Ketiga, kaum liberal (sekuler) kini telah menggunakan power (kekuasaan) untuk memaksakan ide-idenya. Sebagaimana diketahui, penentangan terhadap poligami, adalah sikap kuno kaum liberal sejak Muhammad Abduh menolak poligami dalam tafsirnya al-Manar. Intinya, adil sebagai syarat poligami, mustahil dipenuhi oleh manusia walaupun dia sangat menginginkannya. Jadi, poligami itu haram. Demikian ilusi kaum liberal. Ayat yang selalu diulang-ulang kaum liberal untuk melarang poligami adalah QS An-Nisaa ayat 129,"Kalian sekali-kali tidak akan dapat berlaku adil di antara isteri-isteri kalian, walaupun kalian sangat ingin berbuat demikian." Padahal keadilan yang mustahil ini, bukanlah keadilan dalam segala hal, tapi sebagaimana kata Ibnu Abbas, adalah keadilan dalam hal rasa cinta (mahabbah) dan gairah (jima') terhadap para isteri. Ini mustahil sama. Sedangkan keadilan yang wajib dilakukan suami yang berpoligami, sebagaimana QS An-Nisaa ayat 3, bukanlah keadilan dalam masalah cinta dan gairah, melainkan keadilan dalam nafkah, yakni sandang, pangan, dan papan. Jelas, dalam masalah ini manusia mampu berbuat adil, bukannya tidak mampu. Maka, ketika Nasarudin Umar mencela poligami dan bahkan main ancam kayak preman kepada para kyai dan ustadz, jelas ini fenomena pemanfaatan kekuasaan untuk memaksakan pandangan liberal kepada umat Islam. Walau Nasarudin Umar berposisi sebagai Dirjen Bimas Islam, publik juga tahu posisinya sebagai penyambung lidah dan pikiran kelompok liberal. Walhasil, kaum liberal yang konon menabukan pemaksaan pendapat, kini secara inkonsisten tengah memperalat kekuasaan dan undang-undang guna memaksakan pendapatnya dengan paksaan yang sangat otoriter. Karena sanksi pidana akan dijatuhkan kepada orang Islam yang tidak setuju dengan paham liberal yang mengharamkan poligami.

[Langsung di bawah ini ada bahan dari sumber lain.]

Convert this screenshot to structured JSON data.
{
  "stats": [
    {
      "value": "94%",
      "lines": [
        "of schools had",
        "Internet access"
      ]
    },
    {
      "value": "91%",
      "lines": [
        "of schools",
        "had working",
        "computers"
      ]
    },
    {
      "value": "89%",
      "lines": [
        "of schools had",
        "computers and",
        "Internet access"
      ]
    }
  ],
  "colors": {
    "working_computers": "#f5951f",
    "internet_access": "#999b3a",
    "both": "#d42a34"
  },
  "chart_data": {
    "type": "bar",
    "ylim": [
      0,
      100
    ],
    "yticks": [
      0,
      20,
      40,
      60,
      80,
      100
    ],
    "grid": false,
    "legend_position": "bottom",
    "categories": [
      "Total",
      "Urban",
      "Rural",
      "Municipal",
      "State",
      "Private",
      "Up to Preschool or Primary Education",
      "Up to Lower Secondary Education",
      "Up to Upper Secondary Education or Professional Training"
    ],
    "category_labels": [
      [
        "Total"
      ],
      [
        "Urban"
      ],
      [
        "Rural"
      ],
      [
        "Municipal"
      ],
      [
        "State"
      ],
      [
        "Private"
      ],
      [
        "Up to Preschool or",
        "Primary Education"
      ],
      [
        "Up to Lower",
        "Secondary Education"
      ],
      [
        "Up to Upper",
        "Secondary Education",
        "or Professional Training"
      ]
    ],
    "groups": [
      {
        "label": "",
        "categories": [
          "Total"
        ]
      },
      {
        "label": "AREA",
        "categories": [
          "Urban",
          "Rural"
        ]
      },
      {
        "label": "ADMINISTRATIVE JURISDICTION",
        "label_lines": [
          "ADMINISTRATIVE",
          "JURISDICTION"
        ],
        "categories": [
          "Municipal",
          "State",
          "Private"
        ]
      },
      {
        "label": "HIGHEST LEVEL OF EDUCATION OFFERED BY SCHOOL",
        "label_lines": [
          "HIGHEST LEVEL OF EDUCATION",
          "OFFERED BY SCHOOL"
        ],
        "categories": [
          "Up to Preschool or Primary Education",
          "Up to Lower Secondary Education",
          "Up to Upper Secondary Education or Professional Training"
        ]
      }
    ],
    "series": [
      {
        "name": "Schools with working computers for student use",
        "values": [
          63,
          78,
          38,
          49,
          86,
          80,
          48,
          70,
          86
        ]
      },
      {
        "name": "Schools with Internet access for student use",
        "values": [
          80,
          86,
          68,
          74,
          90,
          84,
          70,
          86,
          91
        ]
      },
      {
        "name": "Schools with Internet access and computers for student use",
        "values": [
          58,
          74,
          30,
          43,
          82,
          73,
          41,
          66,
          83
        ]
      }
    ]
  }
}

Maka, sudah waktunya kita semua menyadari keadaan kita saat ini. Pemerintah sekuler yang tidak punya pedoman moral, kini telah bersekongkol secara keji dengan kelompok liberal yang menjadi birokrat, untuk memaksakan pendapat mereka dan menghukum secara otoriter kepada siapa saja yang hendak melakukan poligami. Wahai umat Islam, apakah Anda rela mempunyai pemerintah sekuler yang tidak mampu membedakan antara poligami yang halal dan zina yang haram?
Wahai umat Islam, apakah Anda rela kelompok liberal yang jahat memaksakan pendapat-pendapatnya yang sesat dengan memperalat pemerintah sekuler ini? Wahai para ustadz dan kyai, apakah Anda rela masuk penjara karena melakukan poligami atau menikahkan seorang laki-laki yang berpoligami?